A very stressful day, yesterday. I have known him for 41 years; three of us did everything together, at school and after leaving. We saw literally thousands of bands and formed our own. He was found dead after a fall on the saturday evening, and I found out just before work today. I have been surprised at the level of grief, much more than when my father died. Not sure why; perhaps a bit of guilt that I hadn’t seen him so much over the last couple of years, when he had a few health issues that I didn’t really know about, perhaps my own mortality is worrying me. Probably the Bisoprolol is showing its depressive effects.
Coupled with having to take my mother to her sisters funeral today, it was all too much. Dry January ended much wetter than it was supposed to; 3/4 of a bottle of wine gone.
I received a call from research nurse at NGH. I will need to have an echocardiogram and see Dr Stephen Hunter about my place on the trial. This meeds to be done with an ECG on the morning of my consultation with Dr. Hunter. Although he is available every wednesday this can’t be done until 1st March, so my appointment is further delayed.
I received a text from the surgery asking me to call in; my GGT levels are back up. My file had a slightly more detailed recommendation from the Doctor than that on my patient record, so the receptionist read it out to me. “Normal, but slightly high, retest in three months.” The normal limits for GGT are 8-61 and I am double the upper limit; not sure that counts as “slightly” high.
My results are showing a remarkable correlation with the 90 day moving average of units (no reason for this calculation, 90 days was taken at random). It seems to me that the alcohol must be affecting the levels, but the Doctor’s advice is that there is no problem and I may just have naturally high levels of GGT; perhaps both are true. I will take this graph with me next time I visit. Appointment for next blood test set for April.
I didn’t sleep last night; it could be stress from work or worry from the thought of the procedure; things are moving faster and seem much more real. I have no idea which it is.
Its 2 p.m. and I am still waiting for a phone call, I am nervous and excited, although it may not even happen today.

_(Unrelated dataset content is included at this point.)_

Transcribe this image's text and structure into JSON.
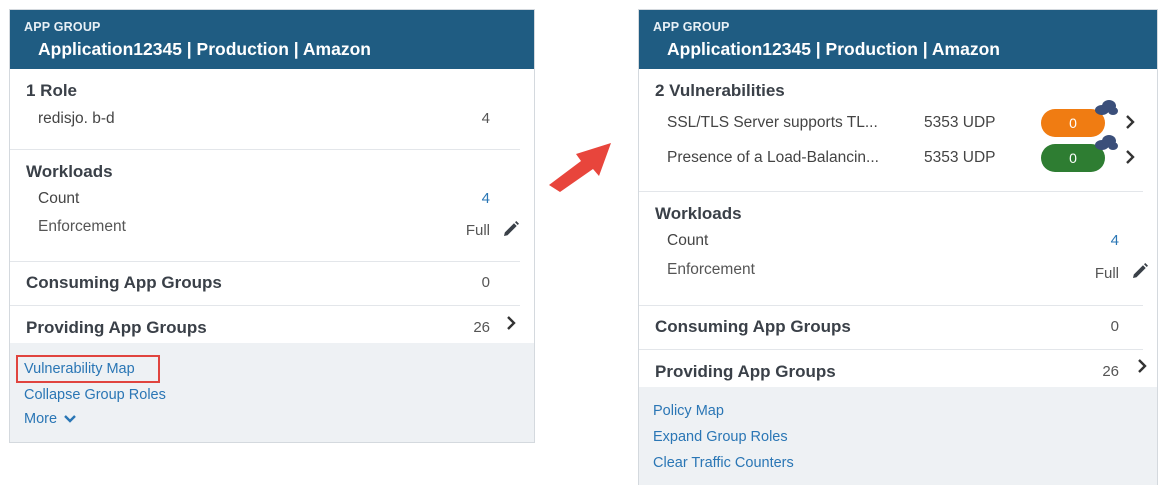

I had not previously thought too much about the mini-maze; from what I had read, I thought it was only offered where catheter ablations had failed. It turns out to be similar, but with keyhole access at the side of the chest instead of the leg, general anaesthetic rather than sedation and the use of cardiac bypass. Seems quite frightening in comparison. I still plan to follow the trial route.
Appointment with electrophysiologist at the Northern General Hospital, Andreas Kyriacou. Strange that the cardiology department should be placed in an area where the parking situation is likely to produce excess stress; after arriving at the hospital gates with half an hour to spare, the parking situation meant that I literally walked into outpatients at my allotted time. In contrast to Chesterfield, it seems that the average age and weight here is much lower.
Apparently my chances of successful ablation are reduced from 80% to 50% as I have now been in persistent AF for more than a year. Obviously this change didn’t happen overnight on the anniversery of persistent AF, but it is very frustrating as from March last year I was pointing out to everyone I came into contact with in the NHS that I needed an ablation sooner rather than later. I had thought that the process: test, wait, test, further wait, test, another wait etc, was designed to fix the low percentage of easy cases while incurring little cost, and put off the higher spends until later. Unfortunately, it makes the other cases harder and more expensive to treat. It also allows the disease to develop further and given the increased inputs required from procedures and medications as well as the side effects such as lethargy and weight gain potentially causing other issues, this must be much more expensive for the NHS in the long run.
It seems that there are two treatment options for which I am a suitable candidate: catheter ablation and the mini-maze procedure. I could choose which procedure I would prefer, but there would be a three to six month wait for catheter ablation and a longer wait for the mini-maze. I do have some luck; there is a research project underway at the NGH to assess recovery rates between the two options. If I choose instead to be on the trial, then I would be randomly selected to have one or other of the procedures, and waiting time would be significantly reduced. Also, a follow up ablation would be automatically scheduled after three months, rather than join the queue again. For me this is not a difficult decision to make, the earlier the intervention the better.
I will be contacted by the hospital, either tomorrow or the day after. If not, I should ring them on Thursday; this haste is very refreshing after the last months of dawdling.
In spite of the doctors belief that my GGT is not alcohol related I plotted a graph of units consumed against GGT readings. It looks to me like a perfect correlation between the GGT points and the 3 monthly moving average of my daily units intake. (There is no logical or statistical reason for selecting a three-monthly period for sampling; I used it as it shows an apparent correlation). I will have to see how the week of drinking over Xmas has affected the result in my next tests, if there is a rise on the previous result, it will implicate alcohol.
I received the details of my appointment with electrophysiologist at the Northern General on 16th January. I am ridiculously pleased, because this seems close (although my referral was October) I am still waiting for the notification of my next cardioversion, but this is likely to be the second week in February.